Escritor no hospício

Afonso Henriques de Lima Barreto foi, em certo sentido, o anti-Machado de Assis; o exercício da literatura jamais lhe trouxe qualquer proveito como meio de ascensão social. Machado obteve uma posição confortável, a partir dos trinta e poucos anos, na sociedade do Rio de Janeiro, capital do Império; chegou a firmar com sua editora contratos singularmente vantajosos, recebendo adiantamentos por livros ainda não escritos, coisa que até hoje poucos autores brasileiros conseguem.

Lima Barreto esteve sempre à margem, na literatura e na vida social.

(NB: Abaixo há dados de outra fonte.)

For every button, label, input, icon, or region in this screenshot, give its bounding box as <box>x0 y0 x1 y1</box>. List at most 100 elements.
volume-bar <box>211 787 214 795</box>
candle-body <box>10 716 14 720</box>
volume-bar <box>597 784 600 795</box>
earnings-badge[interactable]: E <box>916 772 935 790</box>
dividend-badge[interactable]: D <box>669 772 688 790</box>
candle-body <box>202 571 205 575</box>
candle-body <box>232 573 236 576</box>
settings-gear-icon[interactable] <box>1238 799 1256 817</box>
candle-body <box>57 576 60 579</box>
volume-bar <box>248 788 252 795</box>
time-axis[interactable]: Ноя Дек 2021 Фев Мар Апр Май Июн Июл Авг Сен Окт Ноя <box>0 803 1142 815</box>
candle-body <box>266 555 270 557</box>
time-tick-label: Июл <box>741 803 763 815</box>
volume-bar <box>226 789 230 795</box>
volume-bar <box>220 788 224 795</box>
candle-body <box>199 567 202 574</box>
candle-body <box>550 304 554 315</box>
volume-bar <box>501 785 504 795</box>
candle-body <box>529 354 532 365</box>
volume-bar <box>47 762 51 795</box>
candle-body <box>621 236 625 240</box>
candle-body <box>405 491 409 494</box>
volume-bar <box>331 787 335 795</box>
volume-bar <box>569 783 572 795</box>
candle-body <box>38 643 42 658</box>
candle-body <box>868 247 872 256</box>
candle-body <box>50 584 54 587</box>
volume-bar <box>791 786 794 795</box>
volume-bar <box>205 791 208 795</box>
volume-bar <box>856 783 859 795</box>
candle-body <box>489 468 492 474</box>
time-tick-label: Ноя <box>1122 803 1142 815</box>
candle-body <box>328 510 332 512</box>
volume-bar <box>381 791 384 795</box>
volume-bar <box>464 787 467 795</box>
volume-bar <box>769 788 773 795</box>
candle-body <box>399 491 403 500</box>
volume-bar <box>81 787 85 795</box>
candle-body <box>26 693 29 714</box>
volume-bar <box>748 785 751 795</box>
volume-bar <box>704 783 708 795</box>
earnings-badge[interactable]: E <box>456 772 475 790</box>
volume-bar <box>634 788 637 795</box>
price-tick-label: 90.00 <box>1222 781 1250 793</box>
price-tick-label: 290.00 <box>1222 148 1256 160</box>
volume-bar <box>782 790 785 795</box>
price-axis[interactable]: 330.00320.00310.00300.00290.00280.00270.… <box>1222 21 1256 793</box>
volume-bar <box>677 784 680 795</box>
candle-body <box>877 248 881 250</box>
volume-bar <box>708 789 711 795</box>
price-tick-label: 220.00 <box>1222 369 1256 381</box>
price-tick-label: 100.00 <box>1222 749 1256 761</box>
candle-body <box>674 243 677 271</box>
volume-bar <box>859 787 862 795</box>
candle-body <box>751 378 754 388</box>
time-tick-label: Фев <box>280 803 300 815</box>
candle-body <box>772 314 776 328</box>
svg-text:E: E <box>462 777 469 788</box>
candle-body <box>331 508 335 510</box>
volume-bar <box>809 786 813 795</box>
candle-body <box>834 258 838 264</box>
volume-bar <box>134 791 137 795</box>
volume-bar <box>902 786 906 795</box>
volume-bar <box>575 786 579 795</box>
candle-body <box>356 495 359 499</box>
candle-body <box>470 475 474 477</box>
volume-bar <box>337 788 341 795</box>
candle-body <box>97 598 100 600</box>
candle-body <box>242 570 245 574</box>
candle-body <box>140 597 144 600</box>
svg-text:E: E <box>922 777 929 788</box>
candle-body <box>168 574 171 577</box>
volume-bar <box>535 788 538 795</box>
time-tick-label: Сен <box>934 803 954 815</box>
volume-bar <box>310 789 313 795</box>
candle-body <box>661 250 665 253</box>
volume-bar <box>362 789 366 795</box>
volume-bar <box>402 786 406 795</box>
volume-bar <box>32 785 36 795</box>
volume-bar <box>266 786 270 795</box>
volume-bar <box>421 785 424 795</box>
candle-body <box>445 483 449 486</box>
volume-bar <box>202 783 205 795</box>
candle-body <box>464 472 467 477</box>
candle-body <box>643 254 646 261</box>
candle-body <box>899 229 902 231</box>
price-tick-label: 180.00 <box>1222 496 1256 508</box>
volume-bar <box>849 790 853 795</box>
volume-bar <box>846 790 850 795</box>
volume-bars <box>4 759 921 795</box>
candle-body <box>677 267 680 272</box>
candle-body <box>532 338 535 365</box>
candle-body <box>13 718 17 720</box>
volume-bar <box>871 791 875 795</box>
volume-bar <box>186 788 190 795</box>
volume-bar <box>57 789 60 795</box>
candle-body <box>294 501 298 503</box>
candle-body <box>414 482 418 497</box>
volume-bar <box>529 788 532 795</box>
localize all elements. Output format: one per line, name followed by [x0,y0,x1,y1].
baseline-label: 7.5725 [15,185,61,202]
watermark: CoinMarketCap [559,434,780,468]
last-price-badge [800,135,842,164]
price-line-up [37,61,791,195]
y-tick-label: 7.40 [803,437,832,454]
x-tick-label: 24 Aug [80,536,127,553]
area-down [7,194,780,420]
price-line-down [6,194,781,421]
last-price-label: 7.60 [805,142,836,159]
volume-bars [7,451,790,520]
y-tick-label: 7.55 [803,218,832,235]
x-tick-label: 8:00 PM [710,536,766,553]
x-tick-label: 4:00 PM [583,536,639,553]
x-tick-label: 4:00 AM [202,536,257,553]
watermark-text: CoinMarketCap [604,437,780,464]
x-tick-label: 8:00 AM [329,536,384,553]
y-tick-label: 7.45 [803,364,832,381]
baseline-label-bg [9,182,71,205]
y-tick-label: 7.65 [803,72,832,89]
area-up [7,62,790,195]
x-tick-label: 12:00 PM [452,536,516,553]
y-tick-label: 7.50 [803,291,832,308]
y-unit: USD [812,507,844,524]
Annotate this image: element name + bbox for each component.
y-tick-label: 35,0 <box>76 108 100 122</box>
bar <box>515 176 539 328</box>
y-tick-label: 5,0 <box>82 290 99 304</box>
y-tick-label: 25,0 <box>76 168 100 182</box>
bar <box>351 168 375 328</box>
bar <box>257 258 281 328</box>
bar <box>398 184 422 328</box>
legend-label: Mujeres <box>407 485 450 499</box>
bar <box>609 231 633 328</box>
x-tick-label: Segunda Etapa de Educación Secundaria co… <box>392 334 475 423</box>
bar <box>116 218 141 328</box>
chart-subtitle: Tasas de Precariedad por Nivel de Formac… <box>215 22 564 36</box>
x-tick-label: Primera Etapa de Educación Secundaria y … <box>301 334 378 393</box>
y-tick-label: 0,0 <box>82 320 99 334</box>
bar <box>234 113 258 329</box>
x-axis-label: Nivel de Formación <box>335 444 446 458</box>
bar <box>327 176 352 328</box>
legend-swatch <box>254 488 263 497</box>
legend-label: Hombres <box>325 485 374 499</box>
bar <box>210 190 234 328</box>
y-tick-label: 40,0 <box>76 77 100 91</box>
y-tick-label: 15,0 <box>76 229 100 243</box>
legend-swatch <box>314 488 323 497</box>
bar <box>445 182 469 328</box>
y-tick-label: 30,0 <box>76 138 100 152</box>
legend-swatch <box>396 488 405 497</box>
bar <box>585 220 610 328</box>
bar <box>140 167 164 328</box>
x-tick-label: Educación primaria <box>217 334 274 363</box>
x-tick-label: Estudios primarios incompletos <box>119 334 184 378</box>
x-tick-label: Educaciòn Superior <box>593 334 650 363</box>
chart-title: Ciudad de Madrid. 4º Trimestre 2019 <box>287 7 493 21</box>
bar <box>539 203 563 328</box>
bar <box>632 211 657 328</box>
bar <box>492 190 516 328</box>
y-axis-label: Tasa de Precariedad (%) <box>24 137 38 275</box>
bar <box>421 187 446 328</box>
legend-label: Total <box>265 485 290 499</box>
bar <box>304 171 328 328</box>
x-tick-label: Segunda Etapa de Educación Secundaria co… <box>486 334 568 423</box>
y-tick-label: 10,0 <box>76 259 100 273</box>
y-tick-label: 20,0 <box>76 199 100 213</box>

E, não sendo a condição de mestiço de origem pobre – que, em tese, igualaria os dois escritores – bastante para explicar a diferença, certamente a discrepância dos temperamentos o faz em boa parte: Lima não tinha nenhum talento para adaptar-se a convenções, muito diferentemente do morigerado Machado, cuja vida pública em nada deixou transparecer a turbulência secreta de seu gênio, com certeza afetada em alguma medida (posto que, talvez, positivamente) pela constituição mórbida que Peregrino Júnior e outros analisaram em alguns dos primeiros estudos sobre o Bruxo do Cosme Velho. Veja-se, a propósito, Doença e constituição de Machado de Assis (1938).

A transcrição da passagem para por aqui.